Mais cette semaine, Mursi a effectué un demi-tour spectaculaire, en annonçant son soutien à une fatwa - émise par un groupe de savants sunnites, dirigée par Youssouf Al Qaradawi - appelant au jihad contre Al Assad.
Mesha’al était au Caire lorsque Mursi a le 15 juin, rompu toute relation diplomatique avec le régime d’Al-Assad et appelé le Hezbollah à se retirer de Syrie. Le lendemain, Mesha’al lui emboîtait le pas, accusant paradoxalement le Hezbollah d’inciter au sectarisme, mettant ainsi fin à la relation privilégiée entre le Hamas et l’alliance chiite.
Cela pourrait bien être une autre erreur de calcul. L’emprise des Frères musulmans au pouvoir en Égypte est fragile, des millions de personnes étant attendues dans la marche contre Mursi, le 30 Juin, date du premier anniversaire de sa présidence.

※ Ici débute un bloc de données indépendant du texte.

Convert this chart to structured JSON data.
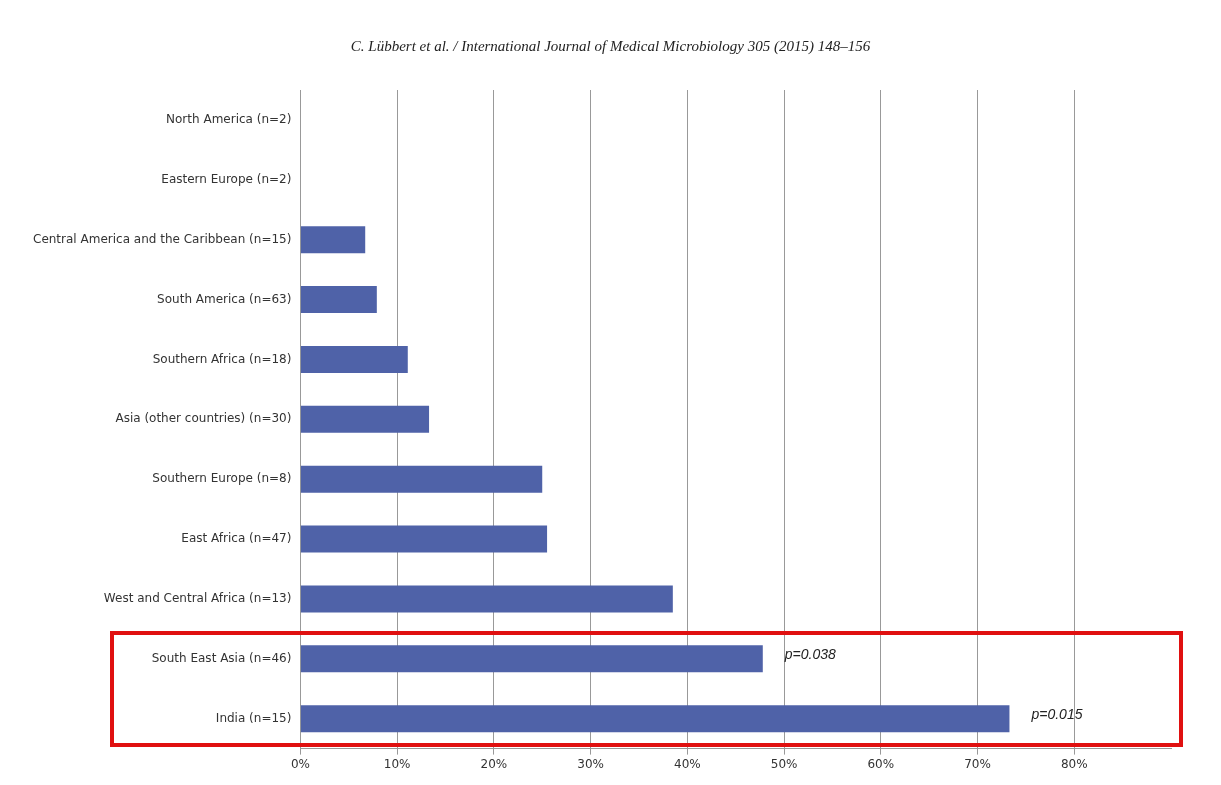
{
  "chart_data": {
    "type": "bar",
    "orientation": "horizontal",
    "title": "C. Lübbert et al. / International Journal of Medical Microbiology 305 (2015) 148–156",
    "categories": [
      "North America (n=2)",
      "Eastern Europe (n=2)",
      "Central America and the Caribbean (n=15)",
      "South America (n=63)",
      "Southern Africa (n=18)",
      "Asia (other countries) (n=30)",
      "Southern Europe (n=8)",
      "East Africa (n=47)",
      "West and Central Africa (n=13)",
      "South East Asia (n=46)",
      "India (n=15)"
    ],
    "values": [
      0,
      0,
      6.7,
      7.9,
      11.1,
      13.3,
      25,
      25.5,
      38.5,
      47.8,
      73.3
    ],
    "color": "#4f62a8",
    "xlim": [
      0,
      90
    ],
    "xticks": [
      {
        "value": 0,
        "label": "0%"
      },
      {
        "value": 10,
        "label": "10%"
      },
      {
        "value": 20,
        "label": "20%"
      },
      {
        "value": 30,
        "label": "30%"
      },
      {
        "value": 40,
        "label": "40%"
      },
      {
        "value": 50,
        "label": "50%"
      },
      {
        "value": 60,
        "label": "60%"
      },
      {
        "value": 70,
        "label": "70%"
      },
      {
        "value": 80,
        "label": "80%"
      }
    ],
    "grid": "x",
    "annotations": [
      {
        "text": "p=0.038",
        "x": 47.8,
        "y": "South East Asia (n=46)"
      },
      {
        "text": "p=0.015",
        "x": 73.3,
        "y": "India (n=15)"
      }
    ]
  }
}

Mais le passage de Rafah dans la bande de Gaza est contrôlé par l’armée égyptienne et les services de sécurité qui le tiennent donc en leur pouvoir, pouvant à tout moment étouffer le Hamas.
En outre, l’Arabie saoudite et les Émirats arabes unis sont ouvertement hostiles aux Frères musulmans. Si Mursi tombe, le Hamas risque un isolement presque total, le Qatar étant le seul allié qui lui restera.
Contrairement à l’approche de Mesha’al, le leader du Jihad islamique palestinien, Ramadan Abdullah Mohammad Shallah (qui a également son siège à Damas), a quitté la Syrie sans fanfare et a discrètement maintenu des contacts avec l’Iran et le Hezbollah, se déplaçant librement entre Doha, Le Caire et Téhéran.
Mesha’al, selon ses détracteurs, aurait pu procéder de même sans se laisser impliquer dans la politique arabe et le sectarisme au détriment des intérêts du Hamas.
En effet, il y a eu ici une véritable occasion manquée. Au lieu d’approfondir le fossé sectaire, le Hamas aurait pu tenter de le combler il, en rappelant à tous les musulmans, sunnites et chiites, que la justice et la liberté pour la Palestine sont des objectifs que nous partageons tous.